Выпал птенец из гнезда...
      Может быть, не стоило? Может быть, я причинил боль взрослым, которые боятся потерять нас?
     Когда аплодисменты стихли, самый главный доктор пожал мне руку!
Пап, можно тебя попросить?..
- Конечно!
- Во время операции  и потом... Береги  собачку, которую мне подарили, пусть даже она не новая... И, пожалуйста, купи мне кассету Битлз... У Луки есть плейер...
   Голоса
     Я – в реанимации… Откуда мне это известно? Наверное, звал папу, маму, и кто-то подошёл, успокоил, объяснил, что надо потерпеть… Сложнее со временем… Тот, кто не ведёт ему счёт, скоро перестаёт понимать, утро на дворе или вечер, понедельник или среда…
     Я много сплю. Безо всяких сновидений и надежд на новый день. Сейчас моё сознание – это противный манный пудинг из детского сада, который щедро полит густым бледно-розовым киселём. Лень открывать глаза, думать; к лучшему: иначе плакал бы, часами смотрел бы в сторону двери… Изредка слышу голоса… То женские, то мужские, то ласковые, то сердитые… Всегда чужие… Мне ничуть не больно и не страшно… А вот и нет, вру, сегодня или на днях, не знаю… Я объявил настоящую голодовку! Сказал, что не проглочу ни кусочка, пока они не позовут папу!

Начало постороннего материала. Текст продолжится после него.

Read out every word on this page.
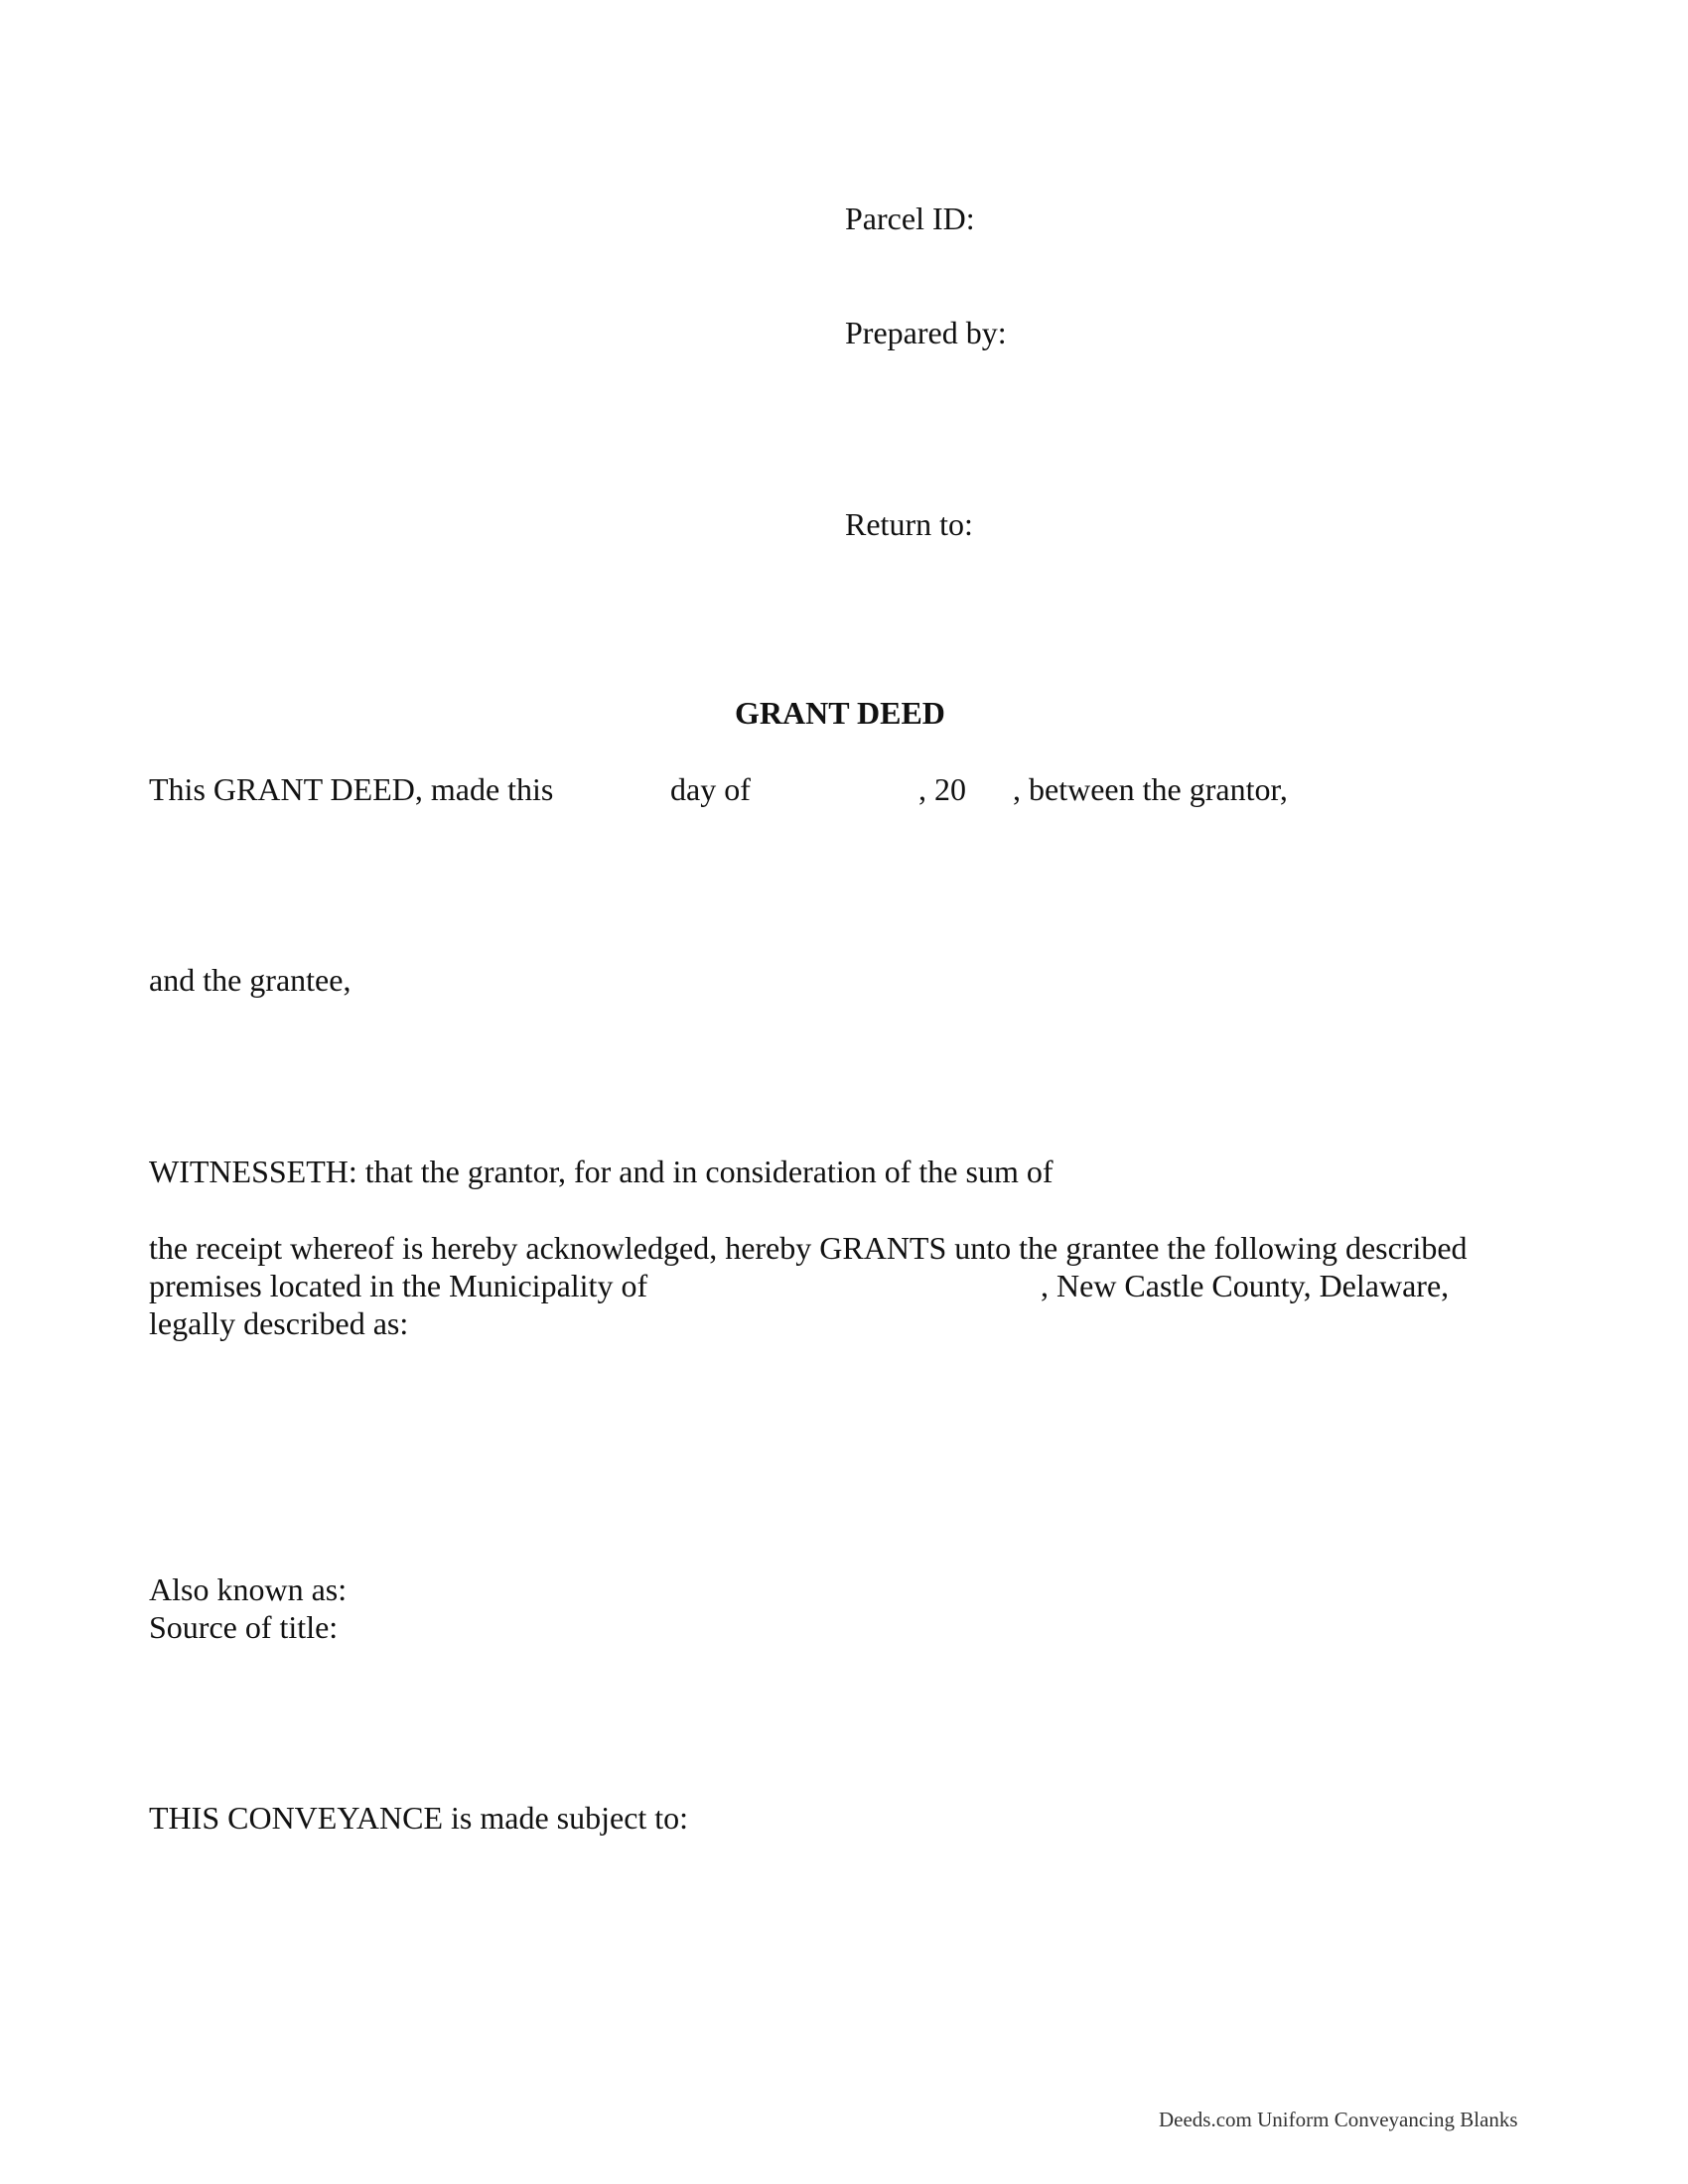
Parcel ID:
Prepared by:
Return to:
GRANT DEED
This GRANT DEED, made this	day of	, 20 , between the grantor,
and the grantee,
WITNESSETH: that the grantor, for and in consideration of the sum of
the receipt whereof is hereby acknowledged, hereby GRANTS unto the grantee the following described
premises located in the Municipality of	, New Castle County, Delaware,
legally described as:
Also known as:
Source of title:
THIS CONVEYANCE is made subject to:
Deeds.com Uniform Conveyancing Blanks
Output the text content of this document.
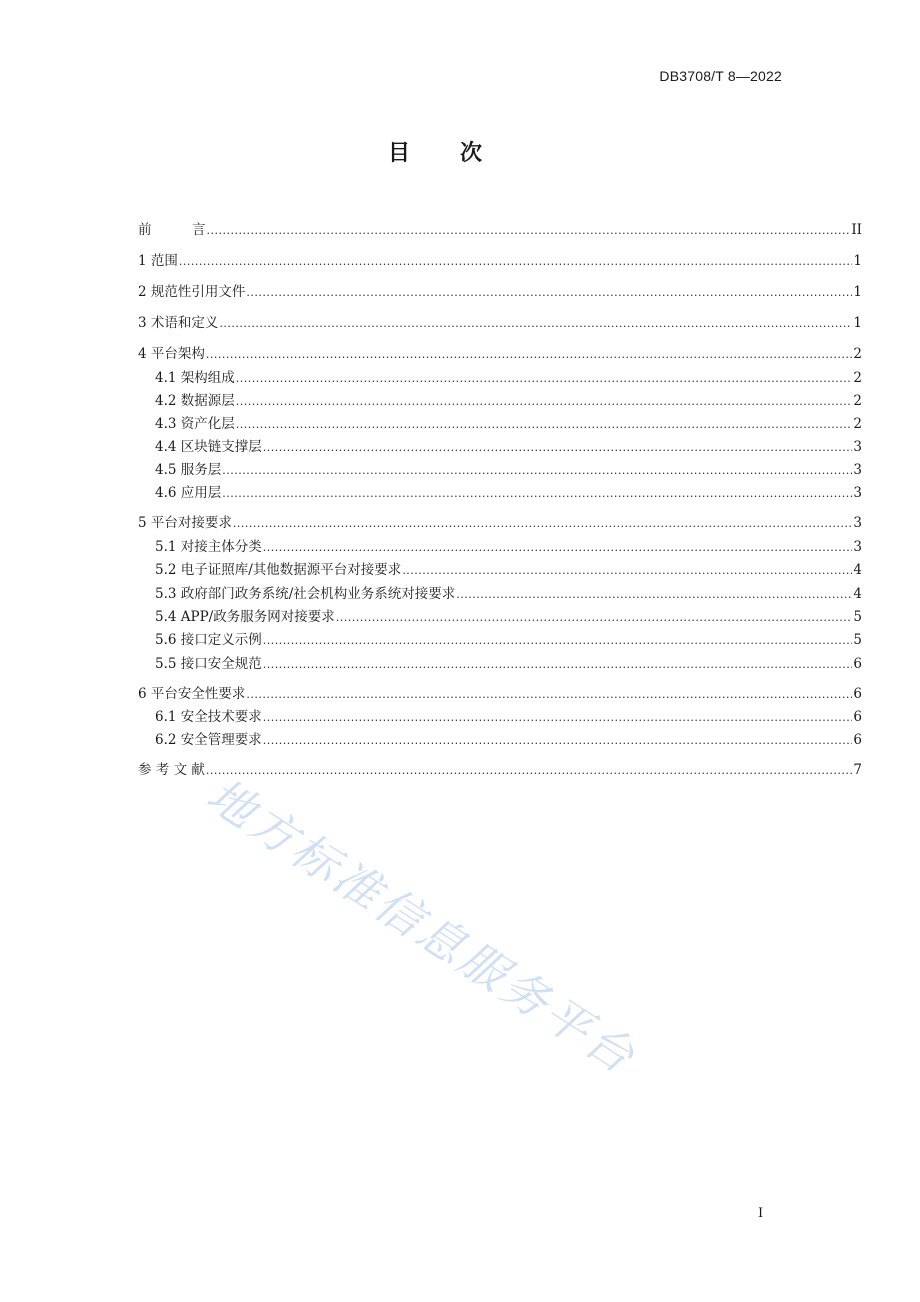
DB3708/T 8—2022
目 次
前　　　言 .....	II
1 范围 .....	1
2 规范性引用文件 .....	1
3 术语和定义 .....	1
4 平台架构 .....	2
4.1 架构组成 .....	2
4.2 数据源层 .....	2
4.3 资产化层 .....	2
4.4 区块链支撑层 .....	3
4.5 服务层 .....	3
4.6 应用层 .....	3
5 平台对接要求 .....	3
5.1 对接主体分类 .....	3
5.2 电子证照库/其他数据源平台对接要求 .....	4
5.3 政府部门政务系统/社会机构业务系统对接要求 .....	4
5.4 APP/政务服务网对接要求 .....	5
5.6 接口定义示例 .....	5
5.5 接口安全规范 .....	6
6 平台安全性要求 .....	6
6.1 安全技术要求 .....	6
6.2 安全管理要求 .....	6
参 考 文 献 .....	7
地方标准信息服务平台
I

И позвали! Когда никого и ничего не видишь, как приятно услышать голос родного человека!
               
                Одиноко
      Интересно, где ночуют родители тех мальчиков и девочек, которые лежат в реанимации? Возможно, занимают кровати своих детей… Просто мы с папой не встречали таких одиночек… Или они ютятся на стульях? Почему  их не пускают к нам? Больные быстрее пошли бы на поправку, а здоровым стало бы легче!
     Хотел спросить об этом у Юрия Александровича, иногда он приходит сюда, «перекладывает» меня на каталку и везёт на МРТ или в перевязочную, но так и не решился. Я давно перестал бояться уколов! Только шприц, которым доктор откачивает жидкость, приводит меня в ужас… Хочется зажать рукой висок, словно у меня мигрень… Смерть – это дом без единого выхода; она хуже, чем клиника или тюрьма. Слепота – тоже дом;  в нем всегда темно…
     Ещё я не знаю, лежит ли кто-нибудь в одной палате со мной: здесь редко говорят не по делу… Наверное, тот случай с голодовкой стал исключением из правил!..

                Пропажа
     Собака должна охранять человека, и неважно, сидит она на цепи или бежит на два шага впереди от вас! В моём случае всё не так: я вернулся в отделение, а питомца и защитника украли… Кто мог позариться на такую скромную игрушку! Лапы коротенькие. Уши крошечные. Тельце сплюснутое… Папа говорит, что видел похожую в одной из палат, но постеснялся спросить: таких собачек могло быть несколько. Жаль, что оставил дома лисёнка, который был со мной в сентябре…
      Лежу на своей очередной кровати и вспоминаю картину, что висит в прихожей у маминых родителей… На ней изображён бильярдный стол, а вокруг него – собаки разных пород и размеров! Каждый раз перед нашим уходом все – и мы, и бабушка с дедушкой – собирались у «полотна»… Мы забывали о приличиях, кричали наперебой: «Вот это – я! Вот это – ты!» Хотя давно решено, что бульдог с кружкой пива отображает деда, колли в синей жилетке – папу… Теперь на картине стало одним персонажем больше…

                Тоскливо
     Мне не верится, что старшая медсестра нашего отделения – жена того самого Николая Носова… Неужели можно вот так запросто соприкоснуться с человеком, которого считаешь любимым писателем! Ночью или в те минуты и часы, когда папы нет рядом, я вспоминаю Незнайку… Чего только не случается с коротышкой в моём воображении! Он погружается на дно морское, попадает в джунгли, встречает человека…
     В послеоперационных палатах всегда меньше людей; это и хорошо, и плохо… Например, в сентябре я попал в компанию двух Оль. Одна из них тоже не видела, другая тоже лежала с папой. Мы быстро нашли общий язык: болтали, смеялись, слушали как над Москвой барражируют вертолёты… Где-то там горел Белый дом, люди стреляли друг в друга, а мы боролись за жизнь…
     И вот мне снова нельзя вставать… Всё надо делать лёжа!.. Пей через трубочку, ешь с ложечки, забудь о туалетах в конце коридора… И поговорить не с кем… Со мной лежат два Молчуна: один – под капельницей, другой – просто так… Зато как придёт ко второму дружок, сразу начинают валять дурака: посвистывают, посмеиваются… Поскорее бы отсюда…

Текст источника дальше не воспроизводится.